The Columbia County Board of Education has tentatively approved a policy it hopes will prevent traffic accidents like the one last year that killed two golfers headed to a tournament.
The proposed policy prohibits students from driving other students to school-sanctioned competitions or other extracurricular activities. The policy would not, however, govern transportation to and from practices.
The policy was drafted in the wake of an April 15 accident that killed two Greenbrier High School golfers - Shane Williams, 17, and Daniel Hall, 16. The student driver and another passenger were hospitalized after the vehicle left the road and flipped. The four were headed to Lincoln County's Rocky Branch Golf Club for a tournament. It is the school's home course, where all home tournaments and practices are held.
"We were all very concerned about the Greenbrier High School tragedy," said School Superintendent Tommy Price. "We wanted to look at what we could do to improve safety."
Under the new policy, approved Tuesday, students would be allowed to drive only when someone 21 years old or older is not available. In those cases, they would not be allowed to transport other students.
Emergency workers stand by the sport-utility vehicle in which two Greenbrier High School students were killed April 15.
Photo by Jim Blaylock
Parents must give permission to allow their child to be transported in a vehicle not owned by the school system. When private vehicles are used for out-of-county travel, policy states that the group should travel in a caravan with the coach or adult in the lead.
"You could say that this puts more vehicles on the road, but a parent knows that it's my child and nobody else's if anything happens," Price said.
Board member Lee Muns opposed the policy revisions.
"Here we are basically saying parents aren't smart enough to say who their kids ride with," he said. "The Greenbrier incident was an accident. Now we are trying to create additional rules and paperwork when good, sound discretion and good, sound judgment would suffice. A lot of kids ride together. They live in the same neighborhood and they are going to the same places."
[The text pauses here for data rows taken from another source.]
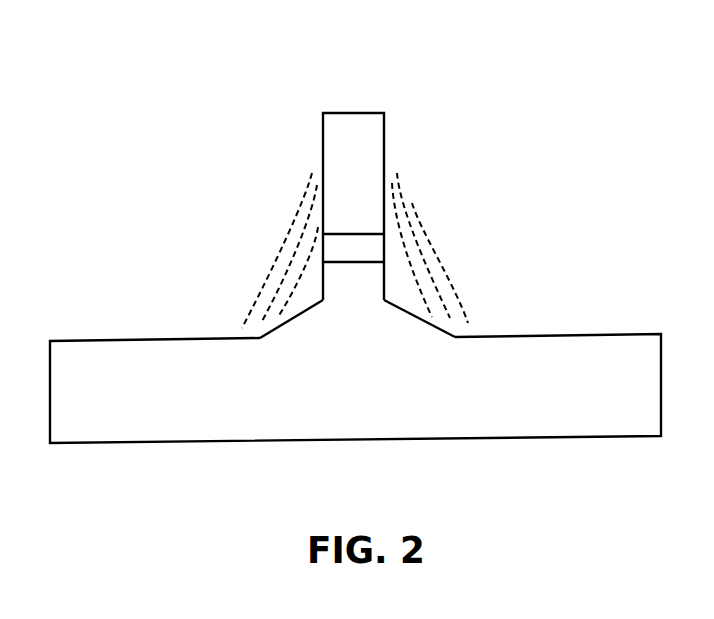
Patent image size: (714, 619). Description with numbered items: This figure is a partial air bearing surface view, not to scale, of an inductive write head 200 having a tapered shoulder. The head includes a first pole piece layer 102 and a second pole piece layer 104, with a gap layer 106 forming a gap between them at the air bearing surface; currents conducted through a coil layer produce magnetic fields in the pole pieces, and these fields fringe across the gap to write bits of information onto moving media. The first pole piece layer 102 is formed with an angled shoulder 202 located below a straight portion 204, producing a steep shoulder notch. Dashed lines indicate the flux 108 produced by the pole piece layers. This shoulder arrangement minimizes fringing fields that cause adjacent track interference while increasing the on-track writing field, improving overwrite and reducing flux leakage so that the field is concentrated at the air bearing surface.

The head 200 is at (232, 147).
The first pole piece layer 102 is at (324, 282).
The second pole piece layer 104 is at (385, 155).
The gap layer 106 is at (385, 249).
The flux 108 is at (413, 213).
The angled shoulder 202 is at (413, 315).
The straight portion 204 is at (385, 286).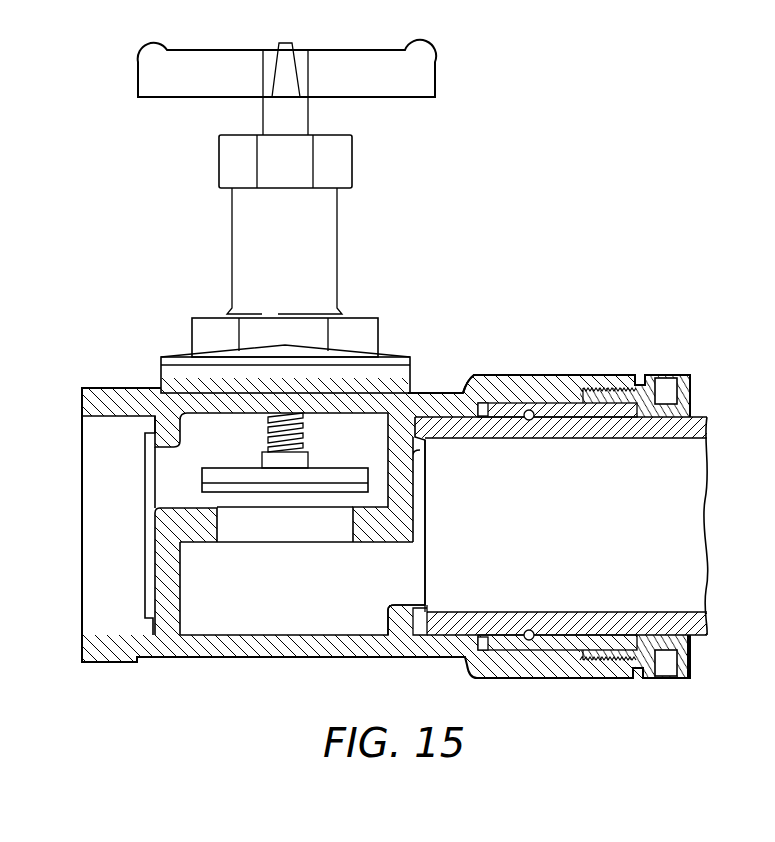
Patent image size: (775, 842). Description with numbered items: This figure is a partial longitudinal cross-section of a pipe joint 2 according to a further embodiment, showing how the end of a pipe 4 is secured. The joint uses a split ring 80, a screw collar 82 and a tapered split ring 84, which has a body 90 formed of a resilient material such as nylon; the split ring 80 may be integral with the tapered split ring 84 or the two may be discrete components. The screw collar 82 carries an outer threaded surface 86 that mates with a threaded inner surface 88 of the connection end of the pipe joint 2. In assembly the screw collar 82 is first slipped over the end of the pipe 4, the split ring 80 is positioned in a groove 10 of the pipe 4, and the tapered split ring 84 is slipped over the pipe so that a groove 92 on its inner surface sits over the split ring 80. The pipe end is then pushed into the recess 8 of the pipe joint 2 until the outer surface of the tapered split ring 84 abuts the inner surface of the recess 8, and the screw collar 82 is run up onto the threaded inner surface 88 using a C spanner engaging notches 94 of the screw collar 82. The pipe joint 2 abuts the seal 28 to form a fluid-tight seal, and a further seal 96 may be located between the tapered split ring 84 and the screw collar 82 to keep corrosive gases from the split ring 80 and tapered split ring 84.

The pipe joint 2 is at (214, 664).
The pipe 4 is at (660, 440).
The recess 8 is at (470, 385).
The groove 10 is at (545, 440).
The seal 28 is at (412, 637).
The split ring 80 is at (543, 403).
The screw collar 82 is at (693, 399).
The tapered split ring 84 is at (512, 418).
The outer threaded surface 86 is at (598, 388).
The threaded inner surface 88 is at (605, 665).
The body 90 is at (540, 642).
The groove 92 is at (525, 643).
The notches 94 is at (672, 392).
The seal 96 is at (590, 650).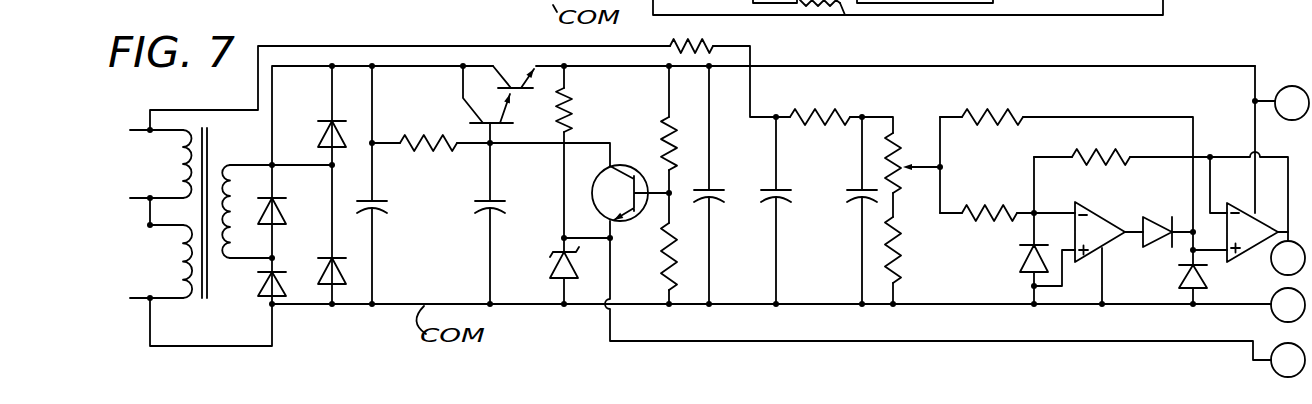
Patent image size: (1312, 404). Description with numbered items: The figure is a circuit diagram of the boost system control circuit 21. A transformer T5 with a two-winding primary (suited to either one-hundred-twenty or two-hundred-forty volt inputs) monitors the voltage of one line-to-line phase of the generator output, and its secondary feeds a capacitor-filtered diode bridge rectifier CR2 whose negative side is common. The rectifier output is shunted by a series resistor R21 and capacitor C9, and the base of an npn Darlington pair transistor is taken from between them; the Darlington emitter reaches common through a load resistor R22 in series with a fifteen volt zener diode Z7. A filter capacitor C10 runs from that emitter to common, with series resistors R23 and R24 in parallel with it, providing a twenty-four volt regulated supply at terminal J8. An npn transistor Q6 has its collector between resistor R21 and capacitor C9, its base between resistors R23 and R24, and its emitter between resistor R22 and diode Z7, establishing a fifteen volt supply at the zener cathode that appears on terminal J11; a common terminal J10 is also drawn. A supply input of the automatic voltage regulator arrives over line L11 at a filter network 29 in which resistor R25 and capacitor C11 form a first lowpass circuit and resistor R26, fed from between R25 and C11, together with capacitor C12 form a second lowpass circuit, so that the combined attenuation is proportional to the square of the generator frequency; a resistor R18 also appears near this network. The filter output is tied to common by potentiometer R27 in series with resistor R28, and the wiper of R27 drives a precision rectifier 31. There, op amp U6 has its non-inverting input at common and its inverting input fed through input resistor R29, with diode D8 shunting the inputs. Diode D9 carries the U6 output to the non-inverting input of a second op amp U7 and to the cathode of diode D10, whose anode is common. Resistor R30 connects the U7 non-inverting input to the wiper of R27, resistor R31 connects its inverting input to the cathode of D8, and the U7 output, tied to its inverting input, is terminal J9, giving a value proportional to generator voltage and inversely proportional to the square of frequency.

The boost system control circuit 21 is at (143, 167).
The transformer T5 is at (220, 128).
The diode bridge rectifier CR2 is at (350, 88).
The line L11 is at (331, 46).
The resistor R21 is at (406, 150).
The capacitor C9 is at (478, 210).
The load resistor R22 is at (574, 102).
The zener diode Z7 is at (551, 255).
The npn transistor Q6 is at (613, 166).
The resistor R23 is at (658, 128).
The resistor R24 is at (666, 252).
The filter capacitor C10 is at (716, 189).
The resistor R25 is at (697, 40).
The resistor R18 is at (845, 4).
The filter network 29 is at (886, 58).
The resistor R26 is at (812, 110).
The capacitor C11 is at (780, 200).
The capacitor C12 is at (853, 188).
The potentiometer R27 is at (900, 136).
The resistor R28 is at (902, 257).
The input resistor R29 is at (1019, 180).
The resistor R30 is at (1007, 112).
The resistor R31 is at (1094, 147).
The diode D8 is at (1025, 258).
The diode D9 is at (1173, 200).
The diode D10 is at (1205, 275).
The op amp U6 is at (1079, 254).
The second op amp U7 is at (1240, 164).
The precision rectifier 31 is at (1182, 48).
The terminal J8 is at (1280, 103).
The terminal J9 is at (1288, 258).
The connector terminal J10 is at (788, 305).
The terminal J11 is at (1288, 360).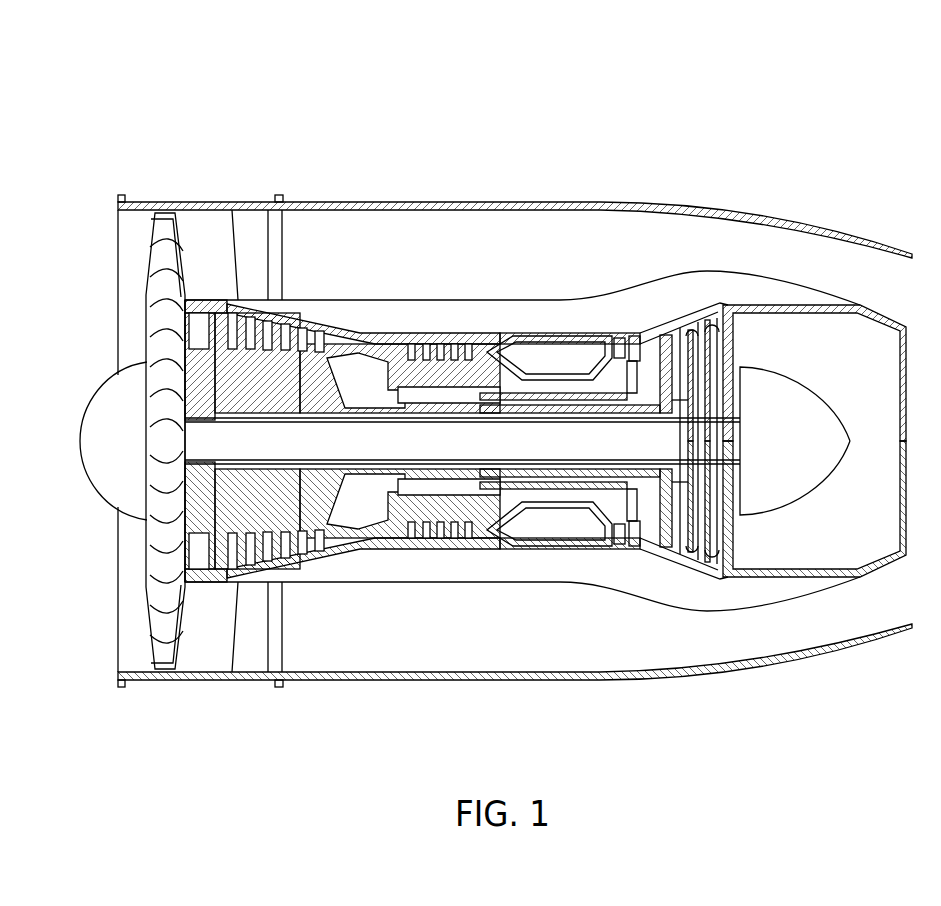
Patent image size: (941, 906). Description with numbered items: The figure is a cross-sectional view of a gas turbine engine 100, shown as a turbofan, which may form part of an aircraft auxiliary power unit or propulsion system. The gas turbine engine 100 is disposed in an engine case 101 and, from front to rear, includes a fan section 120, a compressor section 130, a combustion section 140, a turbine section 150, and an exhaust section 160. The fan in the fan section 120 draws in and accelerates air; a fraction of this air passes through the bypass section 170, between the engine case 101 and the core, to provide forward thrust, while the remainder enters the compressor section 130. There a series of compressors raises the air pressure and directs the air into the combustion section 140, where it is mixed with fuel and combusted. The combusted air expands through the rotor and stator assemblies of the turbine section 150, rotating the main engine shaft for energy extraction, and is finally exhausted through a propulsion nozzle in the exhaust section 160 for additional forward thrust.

The gas turbine engine 100 is at (333, 105).
The engine case 101 is at (340, 202).
The bypass section 170 is at (441, 228).
The fan section 120 is at (195, 712).
The compressor section 130 is at (436, 712).
The combustion section 140 is at (588, 712).
The turbine section 150 is at (590, 712).
The exhaust section 160 is at (738, 712).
The policy also would not apply to practices, he pointed out, which are more frequent than games and are legally considered school-sanctioned events.
Board Chairman Wayne Bridges said he favored the policy changes.
"A kid sometimes will get in the car with somebody and they won't have the nerve to say 'slow down.' I would prefer we transport them to everything, but that's not possible. With this policy, we don't put other kids at risk."
The policy, Price said, was drafted by a committee of principals and athletic boosters. The policy would mostly affect participants in spring sports, such as rowing, golf and swimming. The board will make its final decision on the policy at the Aug. 26 meeting in Appling.
Also at the meeting:
* The board awarded a $111,150 contract to low bidder Dell Computers to provide 26 servers for the school system. The only other bid was from Compaq.
* The school system received proposals from three local realty agencies - Meybohm Realtors, Blanchard & Calhoun and Graybill & Associates - concerning uses for the Evans Middle School property, 21 acres which will soon be on the market.
"They all talk in similar terms, agreeing it would be a mix of commercial, retail and office buildings," Price said. "They all say they could either be the listing agent or developer and they all acknowledge sensitivity that there is a school there that has to be replaced. It could happen as quickly as 22 moths, but more realistically, three years."
In addition to selling the school, the system will have to apply for state funding and find the local money to build a new school.